EAST: An Efficient and Accurate Scene Text Detector.
https://arxiv.org/abs/1704.03155v2
https://github.com/argman/EAST
应该注意,文本检测不同于文本识别。在文本检测中,我们只检测文本周围的边界框。但是,在文本识别中,我们实际上找到了框中所写的内容。例如,在下面给出的图像中,文本检测将为您提供单词周围的边界框,文本识别将告诉您该框包含单词STOP。本文只进行文本检测。

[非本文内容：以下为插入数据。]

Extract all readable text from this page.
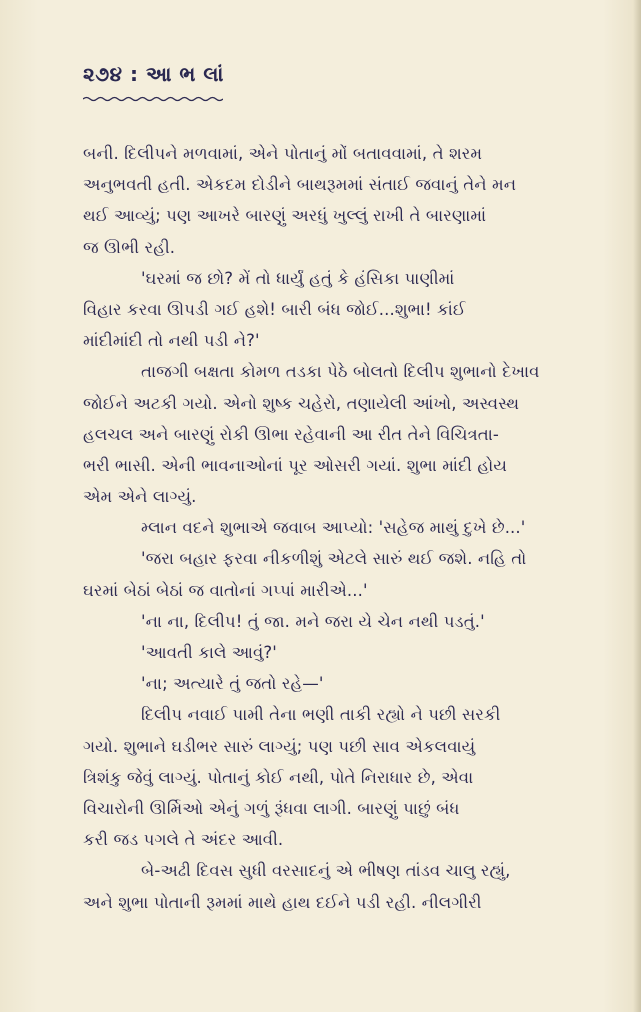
૨૭૪ : આ ભ લાં
બની. દિલીપને મળવામાં, એને પોતાનું મોં બતાવવામાં, તે શરમ
અનુભવતી હતી. એકદમ દોડીને બાથરૂમમાં સંતાઈ જવાનું તેને મન
થઈ આવ્યું; પણ આખરે બારણું અરધું ખુલ્લું રાખી તે બારણામાં
જ ઊભી રહી.
'ઘરમાં જ છો? મેં તો ધાર્યું હતું કે હંસિકા પાણીમાં
વિહાર કરવા ઊપડી ગઈ હશે! બારી બંધ જોઈ...શુભા! કાંઈ
માંદીમાંદી તો નથી પડી ને?'
તાજગી બક્ષતા કોમળ તડકા પેઠે બોલતો દિલીપ શુભાનો દેખાવ
જોઈને અટકી ગયો. એનો શુષ્ક ચહેરો, તણાયેલી આંખો, અસ્વસ્થ
હલચલ અને બારણું રોકી ઊભા રહેવાની આ રીત તેને વિચિત્રતા-
ભરી ભાસી. એની ભાવનાઓનાં પૂર ઓસરી ગયાં. શુભા માંદી હોય
એમ એને લાગ્યું.
મ્લાન વદને શુભાએ જવાબ આપ્યો: 'સહેજ માથું દુખે છે...'
'જરા બહાર ફરવા નીકળીશું એટલે સારું થઈ જશે. નહિ તો
ઘરમાં બેઠાં બેઠાં જ વાતોનાં ગપ્પાં મારીએ...'
'ના ના, દિલીપ! તું જા. મને જરા યે ચેન નથી પડતું.'
'આવતી કાલે આવું?'
'ના; અત્યારે તું જતો રહે—'
દિલીપ નવાઈ પામી તેના ભણી તાકી રહ્યો ને પછી સરકી
ગયો. શુભાને ઘડીભર સારું લાગ્યું; પણ પછી સાવ એકલવાયું
ત્રિશંકુ જેવું લાગ્યું. પોતાનું કોઈ નથી, પોતે નિરાધાર છે, એવા
વિચારોની ઊર્મિઓ એનું ગળું રૂંધવા લાગી. બારણું પાછું બંધ
કરી જડ પગલે તે અંદર આવી.
બે-અઢી દિવસ સુધી વરસાદનું એ ભીષણ તાંડવ ચાલુ રહ્યું,
અને શુભા પોતાની રૂમમાં માથે હાથ દઈને પડી રહી. નીલગીરી
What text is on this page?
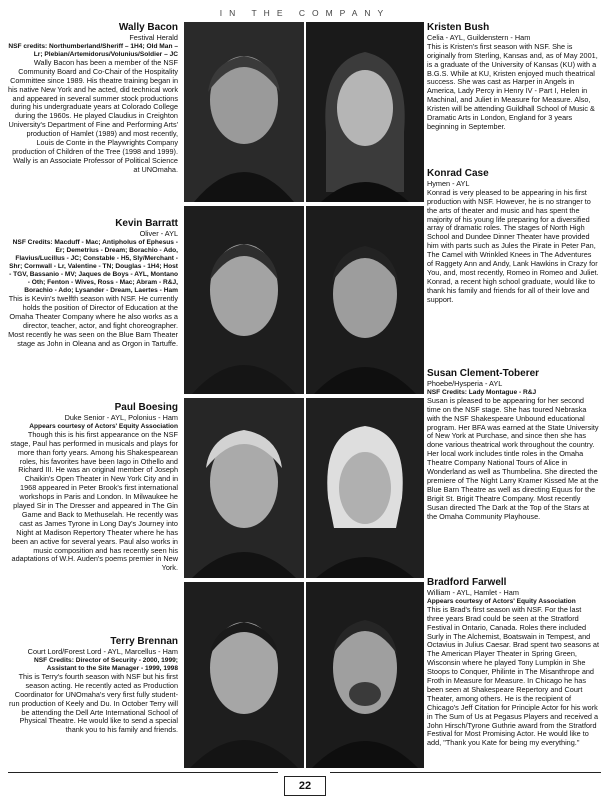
IN THE COMPANY
Wally Bacon
Festival Herald
NSF credits: Northumberland/Sheriff – 1H4; Old Man – Lr; Plebian/Artemidorus/Volunius/Soldier – JC
Wally Bacon has been a member of the NSF Community Board and Co-Chair of the Hospitality Committee since 1989. His theatre training began in his native New York and he acted, did technical work and appeared in several summer stock productions during his undergraduate years at Colorado College during the 1960s. He played Claudius in Creighton University's Department of Fine and Performing Arts' production of Hamlet (1989) and most recently, Louis de Conte in the Playwrights Company production of Children of the Tree (1998 and 1999). Wally is an Associate Professor of Political Science at UNOmaha.
Kevin Barratt
Oliver - AYL
NSF Credits: Macduff - Mac; Antipholus of Ephesus - Er; Demetrius - Dream; Borachio - Ado, Flavius/Lucillus - JC; Constable - H5, Sly/Merchant - Shr; Cornwall - Lr, Valentine - TN; Douglas - 1H4; Host - TGV, Bassanio - MV; Jaques de Boys - AYL, Montano - Oth; Fenton - Wives, Ross - Mac; Abram - R&J, Borachio - Ado; Lysander - Dream, Laertes - Ham
This is Kevin's twelfth season with NSF. He currently holds the position of Director of Education at the Omaha Theater Company where he also works as a director, teacher, actor, and fight choreographer. Most recently he was seen on the Blue Barn Theater stage as John in Oleana and as Orgon in Tartuffe.
Paul Boesing
Duke Senior - AYL, Polonius - Ham
Appears courtesy of Actors' Equity Association
Though this is his first appearance on the NSF stage, Paul has performed in musicals and plays for more than forty years. Among his Shakespearean roles, his favorites have been Iago in Othello and Richard III. He was an original member of Joseph Chaikin's Open Theater in New York City and in 1968 appeared in Peter Brook's first international workshops in Paris and London. In Milwaukee he played Sir in The Dresser and appeared in The Gin Game and Back to Methuselah. He recently was cast as James Tyrone in Long Day's Journey into Night at Madison Repertory Theater where he has been an active for several years. Paul also works in music composition and has recently seen his adaptations of W.H. Auden's poems premier in New York.
Terry Brennan
Court Lord/Forest Lord - AYL, Marcellus - Ham
NSF Credits: Director of Security - 2000, 1999; Assistant to the Site Manager - 1999, 1998
This is Terry's fourth season with NSF but his first season acting. He recently acted as Production Coordinator for UNOmaha's very first fully student-run production of Keely and Du. In October Terry will be attending the Dell Arte International School of Physical Theatre. He would like to send a special thank you to his family and friends.
Kristen Bush
Celia - AYL, Guildenstern - Ham
This is Kristen's first season with NSF. She is originally from Sterling, Kansas and, as of May 2001, is a graduate of the University of Kansas (KU) with a B.G.S. While at KU, Kristen enjoyed much theatrical success. She was cast as Harper in Angels in America, Lady Percy in Henry IV - Part I, Helen in Machinal, and Juliet in Measure for Measure. Also, Kristen will be attending Guildhall School of Music & Dramatic Arts in London, England for 3 years beginning in September.
Konrad Case
Hymen - AYL
Konrad is very pleased to be appearing in his first production with NSF. However, he is no stranger to the arts of theater and music and has spent the majority of his young life preparing for a diversified array of dramatic roles. The stages of North High School and Dundee Dinner Theater have provided him with parts such as Jules the Pirate in Peter Pan, The Camel with Wrinkled Knees in The Adventures of Raggety Ann and Andy, Lank Hawkins in Crazy for You, and, most recently, Romeo in Romeo and Juliet. Konrad, a recent high school graduate, would like to thank his family and friends for all of their love and support.
Susan Clement-Toberer
Phoebe/Hysperia - AYL
NSF Credits: Lady Montague - R&J
Susan is pleased to be appearing for her second time on the NSF stage. She has toured Nebraska with the NSF Shakespeare Unbound educational program. Her BFA was earned at the State University of New York at Purchase, and since then she has done various theatrical work throughout the country. Her local work includes tintle roles in the Omaha Theatre Company National Tours of Alice in Wonderland as well as Thumbelina. She directed the premiere of The Night Larry Kramer Kissed Me at the Blue Barn Theatre as well as directing Equus for the Brigit St. Brigit Theatre Company. Most recently Susan directed The Dark at the Top of the Stars at the Omaha Community Playhouse.
Bradford Farwell
William - AYL, Hamlet - Ham
Appears courtesy of Actors' Equity Association
This is Brad's first season with NSF. For the last three years Brad could be seen at the Stratford Festival in Ontario, Canada. Roles there included Surly in The Alchemist, Boatswain in Tempest, and Octavius in Julius Caesar. Brad spent two seasons at The American Player Theater in Spring Green, Wisconsin where he played Tony Lumpkin in She Stoops to Conquer, Philinte in The Misanthrope and Froth in Measure for Measure. In Chicago he has been seen at Shakespeare Repertory and Court Theater, among others. He is the recipient of Chicago's Jeff Citation for Principle Actor for his work in The Sum of Us at Pegasus Players and received a John Hirsch/Tyrone Guthrie award from the Stratford Festival for Most Promising Actor. He would like to add, "Thank you Kate for being my everything."
22
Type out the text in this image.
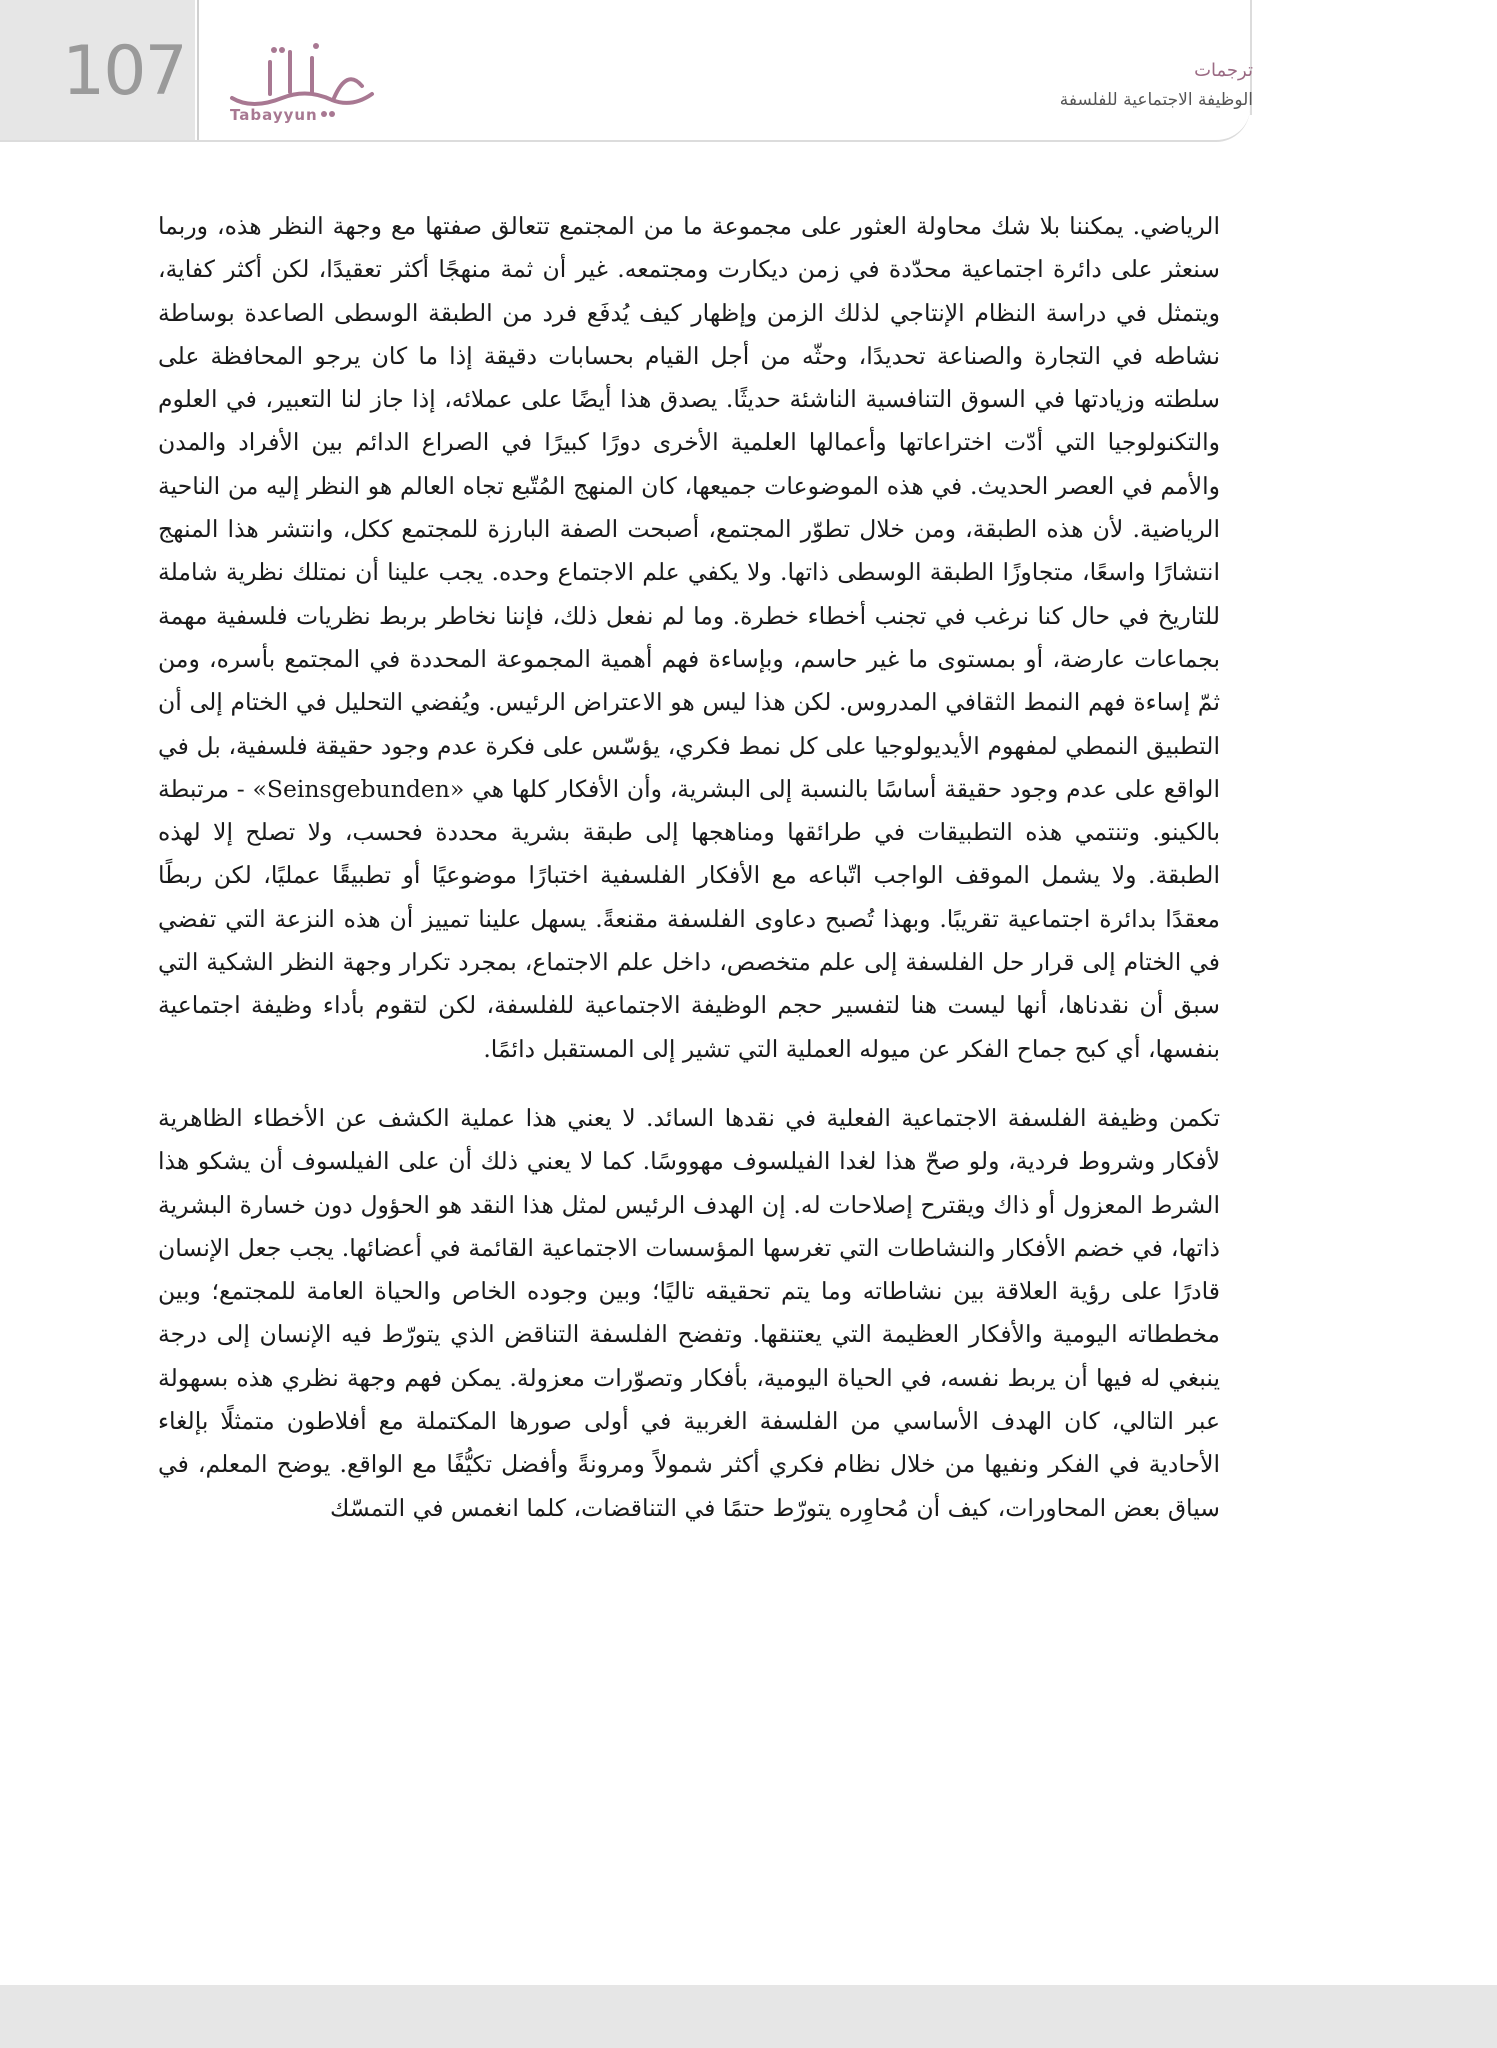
107
Tabayyun
ترجمات
الوظيفة الاجتماعية للفلسفة

الرياضي. يمكننا بلا شك محاولة العثور على مجموعة ما من المجتمع تتعالق صفتها مع وجهة النظر هذه، وربما سنعثر على دائرة اجتماعية محدّدة في زمن ديكارت ومجتمعه. غير أن ثمة منهجًا أكثر تعقيدًا، لكن أكثر كفاية، ويتمثل في دراسة النظام الإنتاجي لذلك الزمن وإظهار كيف يُدفَع فرد من الطبقة الوسطى الصاعدة بوساطة نشاطه في التجارة والصناعة تحديدًا، وحثّه من أجل القيام بحسابات دقيقة إذا ما كان يرجو المحافظة على سلطته وزيادتها في السوق التنافسية الناشئة حديثًا. يصدق هذا أيضًا على عملائه، إذا جاز لنا التعبير، في العلوم والتكنولوجيا التي أدّت اختراعاتها وأعمالها العلمية الأخرى دورًا كبيرًا في الصراع الدائم بين الأفراد والمدن والأمم في العصر الحديث. في هذه الموضوعات جميعها، كان المنهج المُتّبع تجاه العالم هو النظر إليه من الناحية الرياضية. لأن هذه الطبقة، ومن خلال تطوّر المجتمع، أصبحت الصفة البارزة للمجتمع ككل، وانتشر هذا المنهج انتشارًا واسعًا، متجاوزًا الطبقة الوسطى ذاتها. ولا يكفي علم الاجتماع وحده. يجب علينا أن نمتلك نظرية شاملة للتاريخ في حال كنا نرغب في تجنب أخطاء خطرة. وما لم نفعل ذلك، فإننا نخاطر بربط نظريات فلسفية مهمة بجماعات عارضة، أو بمستوى ما غير حاسم، وبإساءة فهم أهمية المجموعة المحددة في المجتمع بأسره، ومن ثمّ إساءة فهم النمط الثقافي المدروس. لكن هذا ليس هو الاعتراض الرئيس. ويُفضي التحليل في الختام إلى أن التطبيق النمطي لمفهوم الأيديولوجيا على كل نمط فكري، يؤسّس على فكرة عدم وجود حقيقة فلسفية، بل في الواقع على عدم وجود حقيقة أساسًا بالنسبة إلى البشرية، وأن الأفكار كلها هي «Seinsgebunden» - مرتبطة بالكينو. وتنتمي هذه التطبيقات في طرائقها ومناهجها إلى طبقة بشرية محددة فحسب، ولا تصلح إلا لهذه الطبقة. ولا يشمل الموقف الواجب اتّباعه مع الأفكار الفلسفية اختبارًا موضوعيًا أو تطبيقًا عمليًا، لكن ربطًا معقدًا بدائرة اجتماعية تقريبًا. وبهذا تُصبح دعاوى الفلسفة مقنعةً. يسهل علينا تمييز أن هذه النزعة التي تفضي في الختام إلى قرار حل الفلسفة إلى علم متخصص، داخل علم الاجتماع، بمجرد تكرار وجهة النظر الشكية التي سبق أن نقدناها، أنها ليست هنا لتفسير حجم الوظيفة الاجتماعية للفلسفة، لكن لتقوم بأداء وظيفة اجتماعية بنفسها، أي كبح جماح الفكر عن ميوله العملية التي تشير إلى المستقبل دائمًا.

تكمن وظيفة الفلسفة الاجتماعية الفعلية في نقدها السائد. لا يعني هذا عملية الكشف عن الأخطاء الظاهرية لأفكار وشروط فردية، ولو صحّ هذا لغدا الفيلسوف مهووسًا. كما لا يعني ذلك أن على الفيلسوف أن يشكو هذا الشرط المعزول أو ذاك ويقترح إصلاحات له. إن الهدف الرئيس لمثل هذا النقد هو الحؤول دون خسارة البشرية ذاتها، في خضم الأفكار والنشاطات التي تغرسها المؤسسات الاجتماعية القائمة في أعضائها. يجب جعل الإنسان قادرًا على رؤية العلاقة بين نشاطاته وما يتم تحقيقه تاليًا؛ وبين وجوده الخاص والحياة العامة للمجتمع؛ وبين مخططاته اليومية والأفكار العظيمة التي يعتنقها. وتفضح الفلسفة التناقض الذي يتورّط فيه الإنسان إلى درجة ينبغي له فيها أن يربط نفسه، في الحياة اليومية، بأفكار وتصوّرات معزولة. يمكن فهم وجهة نظري هذه بسهولة عبر التالي، كان الهدف الأساسي من الفلسفة الغربية في أولى صورها المكتملة مع أفلاطون متمثلًا بإلغاء الأحادية في الفكر ونفيها من خلال نظام فكري أكثر شمولاً ومرونةً وأفضل تكيُّفًا مع الواقع. يوضح المعلم، في سياق بعض المحاورات، كيف أن مُحاوِره يتورّط حتمًا في التناقضات، كلما انغمس في التمسّك
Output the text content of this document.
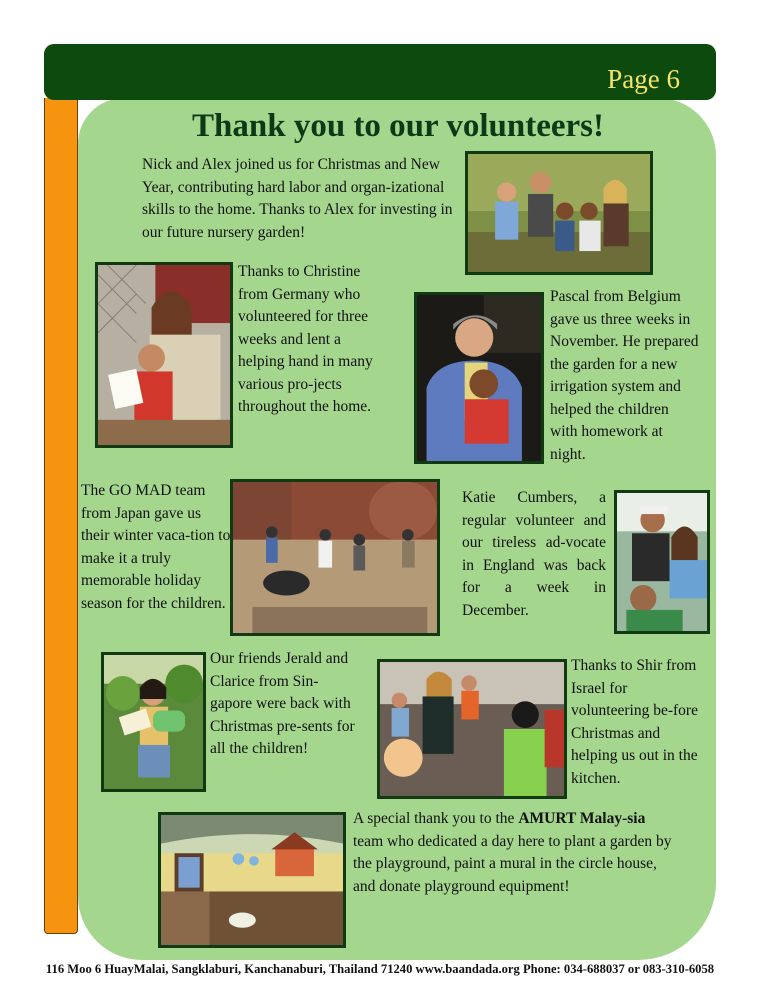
Page 6
Thank you to our volunteers!
Nick and Alex joined us for Christmas and New Year, contributing hard labor and organ-izational skills to the home. Thanks to Alex for investing in our future nursery garden!
Thanks to Christine from Germany who volunteered for three weeks and lent a helping hand in many various pro-jects throughout the home.
Pascal from Belgium gave us three weeks in November. He prepared the garden for a new irrigation system and helped the children with homework at night.
The GO MAD team from Japan gave us their winter vaca-tion to make it a truly memorable holiday season for the children.
Katie Cumbers, a regular volunteer and our tireless ad-vocate in England was back for a week in December.
Our friends Jerald and Clarice from Sin-gapore were back with Christmas pre-sents for all the children!
Thanks to Shir from Israel for volunteering be-fore Christmas and helping us out in the kitchen.
A special thank you to the AMURT Malay-sia team who dedicated a day here to plant a garden by the playground, paint a mural in the circle house, and donate playground equipment!
116 Moo 6 HuayMalai, Sangklaburi, Kanchanaburi, Thailand 71240 www.baandada.org Phone: 034-688037 or 083-310-6058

本文基于tensorflow模型,基于OpenCV调用tensorflow模型。我们将逐步讨论算法是如何工作的。您将需要OpenCV3.4.3以上版本来运行代码。其他opencv DNN模型读取也类似这样步骤。
涉及的步骤如下:
- 下载EAST模型
- 将模型加载到内存中
- 准备输入图像
- 正向传递blob通过网络
- 处理输出
1 网络加载
我们将使用cv :: dnn :: readnet(C++版本)或cv2.dnn.ReadNet(python版本)函数将网络加载到内存中。它会根据指定的文件名自动检测配置和框架。在我们的例子中,它是一个pb文件,因此,它将假定要加载Tensorflow网络。和加载图像不大一样,没有模型结构描述文件。
C++
Net net = readNet(model);
Python
net = cv.dnn.readNet(model)
2 读取图像
我们需要创建一个4-D输入blob,用于将图像输送到网络。这是使用blobFromImage函数完成的。
C++
blobFromImage(frame, blob, 1.0, Size(inpWidth, inpHeight), Scalar(123.68, 116.78, 103.94), true, false);
Python
blob = cv.dnn.blobFromImage(frame, 1.0, (inpWidth, inpHeight), (123.68, 116.78, 103.94), True, False)
我们需要为此函数指定一些参数。它们如下:
- 第一个参数是图像本身。
- 第二个参数指定每个像素值的缩放。在这种情况下,它不是必需的。因此我们将其保持为1。
- 第三个参数是设定网络的默认输入为320×320。因此,我们需要在创建blob时指定它。最好和网络输入一致。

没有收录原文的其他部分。